Tim van Erven
In this era of big data, self-learning algorithms can be of great help. But if they try to learn too fast, they can start hallucinating and find patterns in the data that are not really there. Mathematician Tim van Erven works on developing algorithms which adjust their learning strategies depending on the data to avoid such mistakes.
Making computers learn smarter and faster
More and more people use machine learning to plow through big piles of data, looking for new information. But where do they get the algorithms that run their machine learning software? And how do they know they can trust them? That’s where Van Erven comes in. ‘I develop new sub-algorithms and I work on the mathematical theory that describes how well the algorithms work under different circumstances.’
Machine learning is a branch of artificial intelligence (AI) which is used to analyse data using self-learning algorithms. Instead of writing down all the rules an algorithm needs to follow, you show the algorithm examples of what you want it to do and it learns the rules by itself. Van Erven: ‘You can, for example, show a self-learning algorithm pictures of cats and dogs, and tell it whether it was a cat or a dog. If you do that long and well enough, the algorithm will learn how to identify cats and dogs on pictures.’
‘If an algorithm draws its conclusions about noise-filled data too soon, it might find patterns that are not really there. I develop algorithms which adjust their learning strategies depending on the data, so algorithms do not start hallucinating patterns.’
Van Erven has been working on self-learning algorithms that process data sequentially. ‘This means they work through a large data set one data point at a time’, he explains. ‘For example, if you have a set of 200,000 websites, each with 600,000 characteristics, and you want to teach an algorithm to recognise which are fraudulent, it has to process a few gigabytes of data. That is too much for a computer to do at once.
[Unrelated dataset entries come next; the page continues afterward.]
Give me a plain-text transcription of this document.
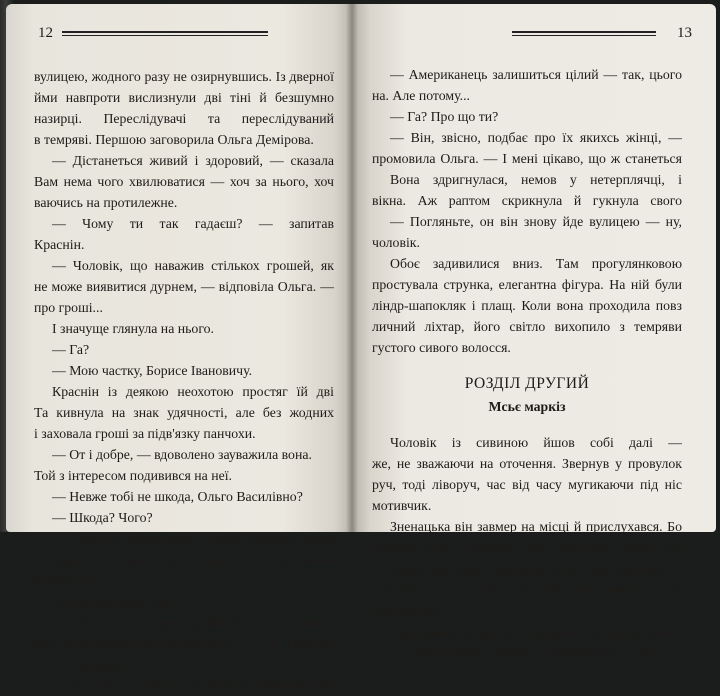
12
вулицею, жодного разу не озирнувшись. Із дверної
йми навпроти вислизнули дві тіні й безшумно
назирці. Переслідувачі та переслідуваний
в темряві. Першою заговорила Ольга Демірова.
— Дістанеться живий і здоровий, — сказала
Вам нема чого хвилюватися — хоч за нього, хоч
ваючись на протилежне.
— Чому ти так гадаєш? — запитав
Краснін.
— Чоловік, що наважив стількох грошей, як
не може виявитися дурнем, — відповіла Ольга. —
про гроші...
І значуще глянула на нього.
— Га?
— Мою частку, Борисе Івановичу.
Краснін із деякою неохотою простяг їй дві
Та кивнула на знак удячності, але без жодних
і заховала гроші за підв'язку панчохи.
— От і добре, — вдоволено зауважила вона.
Той з інтересом подивився на неї.
— Невже тобі не шкода, Ольго Василівно?
— Шкода? Чого?
— Того, що зберігалося у тебе. Бувають жінки
і, гадаю, їх більшість, — які від таких речей
жеволіють.
Та в задумі кивнула.
— Так, тут ви маєте рацію. Більшість жінок
ють глузд через них голову. Але я — ні. Мені от
— і змовкла.
— Ну-ну? — зацікавлено запитав співрозмовник.
13
— Американець залишиться цілий — так, цього
на. Але потому...
— Га? Про що ти?
— Він, звісно, подбає про їх якихсь жінці, —
промовила Ольга. — І мені цікаво, що ж станеться
Вона здригнулася, немов у нетерплячці, і
вікна. Аж раптом скрикнула й гукнула свого
— Погляньте, он він знову йде вулицею — ну,
чоловік.
Обоє задивилися вниз. Там прогулянковою
простувала стрункa, елегантна фігура. На ній були
ліндр-шапокляк і плащ. Коли вона проходила повз
личний ліхтар, його світло вихопило з темряви
густого сивого волосся.
РОЗДІЛ ДРУГИЙ
Мсьє маркіз
Чоловік із сивиною йшов собі далі —
же, не зважаючи на оточення. Звернув у провулок
руч, тоді ліворуч, час від часу мугикаючи під ніс
мотивчик.
Зненацька він завмер на місці й прислухався. Бо
певний звук. Неначе десь лопнула шина чи,
стріляли. На якусь хвильку його губи склалися в
посмішку. А відтак чоловік продовжив свою
прогулянку.
Звернувши за ріг, він натрапив на сцену якоїсь
сті: представник закону занотовував щось у
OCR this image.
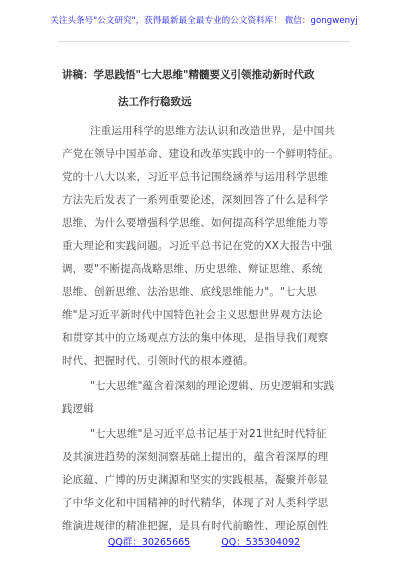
关注头条号"公文研究"，获得最新最全最专业的公文资料库！ 微信：gongwenyj
讲稿：学思践悟"七大思维"精髓要义引领推动新时代政
法工作行稳致远
注重运用科学的思维方法认识和改造世界，是中国共
产党在领导中国革命、建设和改革实践中的一个鲜明特征。
党的十八大以来，习近平总书记围绕涵养与运用科学思维
方法先后发表了一系列重要论述，深刻回答了什么是科学
思维、为什么要增强科学思维、如何提高科学思维能力等
重大理论和实践问题。习近平总书记在党的XX大报告中强
调，要"不断提高战略思维、历史思维、辩证思维、系统
思维、创新思维、法治思维、底线思维能力"。"七大思
维"是习近平新时代中国特色社会主义思想世界观方法论
和贯穿其中的立场观点方法的集中体现，是指导我们观察
时代、把握时代、引领时代的根本遵循。
"七大思维"蕴含着深刻的理论逻辑、历史逻辑和实践
践逻辑
"七大思维"是习近平总书记基于对21世纪时代特征
及其演进趋势的深刻洞察基础上提出的，蕴含着深厚的理
论底蕴、广博的历史渊源和坚实的实践根基，凝聚并彰显
了中华文化和中国精神的时代精华，体现了对人类科学思
维演进规律的精准把握，是具有时代前瞻性、理论原创性
QQ群：30265665	QQ：535304092
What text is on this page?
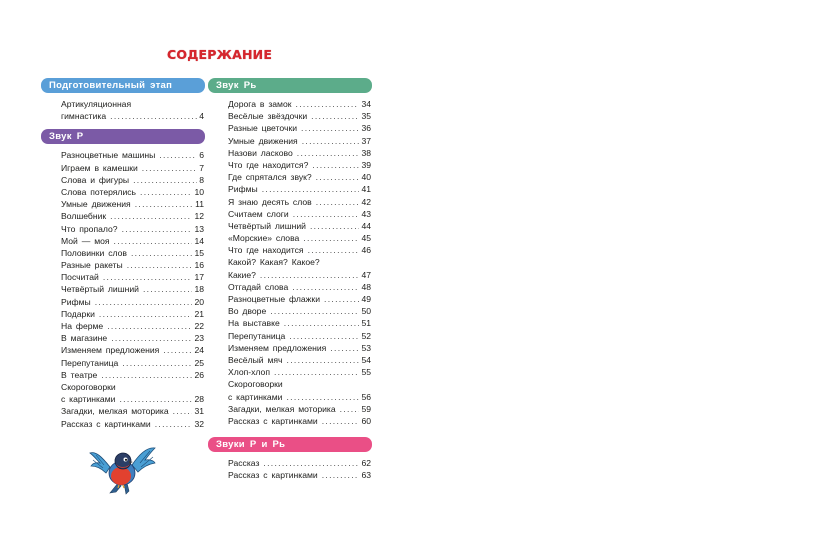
СОДЕРЖАНИЕ
Подготовительный этап
Артикуляционная
гимнастика .....	4
Звук Р
Разноцветные машины .....	6
Играем в камешки .....	7
Слова и фигуры .....	8
Слова потерялись .....	10
Умные движения .....	11
Волшебник .....	12
Что пропало? .....	13
Мой — моя .....	14
Половинки слов .....	15
Разные ракеты .....	16
Посчитай .....	17
Четвёртый лишний .....	18
Рифмы .....	20
Подарки .....	21
На ферме .....	22
В магазине .....	23
Изменяем предложения .....	24
Перепутаница .....	25
В театре .....	26
Скороговорки
с картинками .....	28
Загадки, мелкая моторика .....	31
Рассказ с картинками .....	32
Звук Рь
Дорога в замок .....	34
Весёлые звёздочки .....	35
Разные цветочки .....	36
Умные движения .....	37
Назови ласково .....	38
Что где находится? .....	39
Где спрятался звук? .....	40
Рифмы .....	41
Я знаю десять слов .....	42
Считаем слоги .....	43
Четвёртый лишний .....	44
«Морские» слова .....	45
Что где находится .....	46
Какой? Какая? Какое?
Какие? .....	47
Отгадай слова .....	48
Разноцветные флажки .....	49
Во дворе .....	50
На выставке .....	51
Перепутаница .....	52
Изменяем предложения .....	53
Весёлый мяч .....	54
Хлоп-хлоп .....	55
Скороговорки
с картинками .....	56
Загадки, мелкая моторика .....	59
Рассказ с картинками .....	60
Звуки Р и Рь
Рассказ .....	62
Рассказ с картинками .....	63
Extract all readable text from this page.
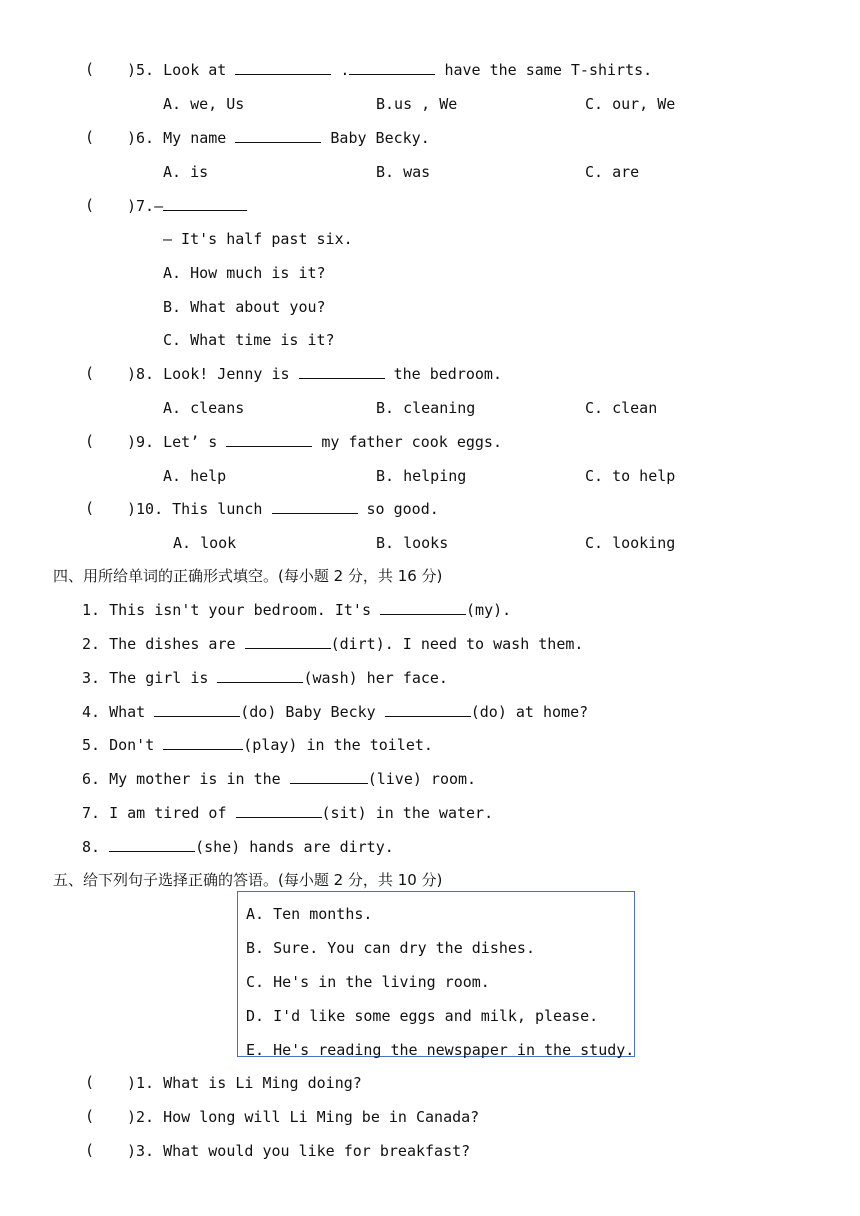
( )5. Look at	.	have the same T-shirts.
A. we, Us	B.us , We	C. our, We
( )6. My name	Baby Becky.
A. is	B. was	C. are
( )7.—
— It's half past six.
A. How much is it?
B. What about you?
C. What time is it?
( )8. Look! Jenny is	the bedroom.
A. cleans	B. cleaning	C. clean
( )9. Let’ s	my father cook eggs.
A. help	B. helping	C. to help
( )10. This lunch	so good.
A. look	B. looks	C. looking
四、用所给单词的正确形式填空。(每小题 2 分，共 16 分)
1. This isn't your bedroom. It's	(my).
2. The dishes are	(dirt). I need to wash them.
3. The girl is	(wash) her face.
4. What	(do) Baby Becky	(do) at home?
5. Don't	(play) in the toilet.
6. My mother is in the	(live) room.
7. I am tired of	(sit) in the water.
8.	(she) hands are dirty.
五、给下列句子选择正确的答语。(每小题 2 分，共 10 分)
A. Ten months.
B. Sure. You can dry the dishes.
C. He's in the living room.
D. I'd like some eggs and milk, please.
E. He's reading the newspaper in the study.
( )1. What is Li Ming doing?
( )2. How long will Li Ming be in Canada?
( )3. What would you like for breakfast?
It’ s more efficient if the algorithm looks at a single website, learns from it and then moves on to the next one.’
However, data sets are never perfect. They always contain some noise, such as a cat picture which is accidentally labelled ‘dog’. Algorithms have to be able to cope with that. ‘If an algorithm draws its conclusions about noise-filled data to soon, it might find patterns that are not really there,’ says Van Erven. ‘Just like we sometimes see figures in the clouds. You do not want your algorithm to start hallucinating patterns.’
Earlier in 2019, Van Erven received a Vidi grant to work on so-called adaptive algorithms, which could solve this problem by adapting, depending on the difficulty of the data. ‘If you have difficult data with a lot of noise, the algorithms should be more careful and learn a bit slower to avoid finding patterns that are not there,’ says Van Erven. When the data is easier, with little noise, the algorithm can learn quicker. ‘I am working on adaptive algorithms that determine by themselves on the basis of the data whether it is difficult or easy and which learning strategy they should apply.’
Van Erven is also part of the statistical research group at Leiden. ‘I like to focus on the mathematical side of self-learning algorithms, proving their characteristics. Machine learning is used for more and more advanced applications, making the algorithms more and more complex. It’s important to understand the components of those complex systems and know how and when they work best. A very powerful way to study that is using mathematics.’
When he was 16 years old, Tim van Erven (Eindhoven, 1982) read about Artificial Intelligence being able to solve a maze. ‘I still think it’s magical that a computer program, which always follows strict rules, can perform complex and intelligent behaviour if you program it to learn.’ It’s no surprise he studied AI at the University of Amsterdam. He then did a PhD at Centrum Wiskunde & Informatica (CWI), followed by a postdoc at the Université Paris-Sud, and is now an assistant professor at Leiden University.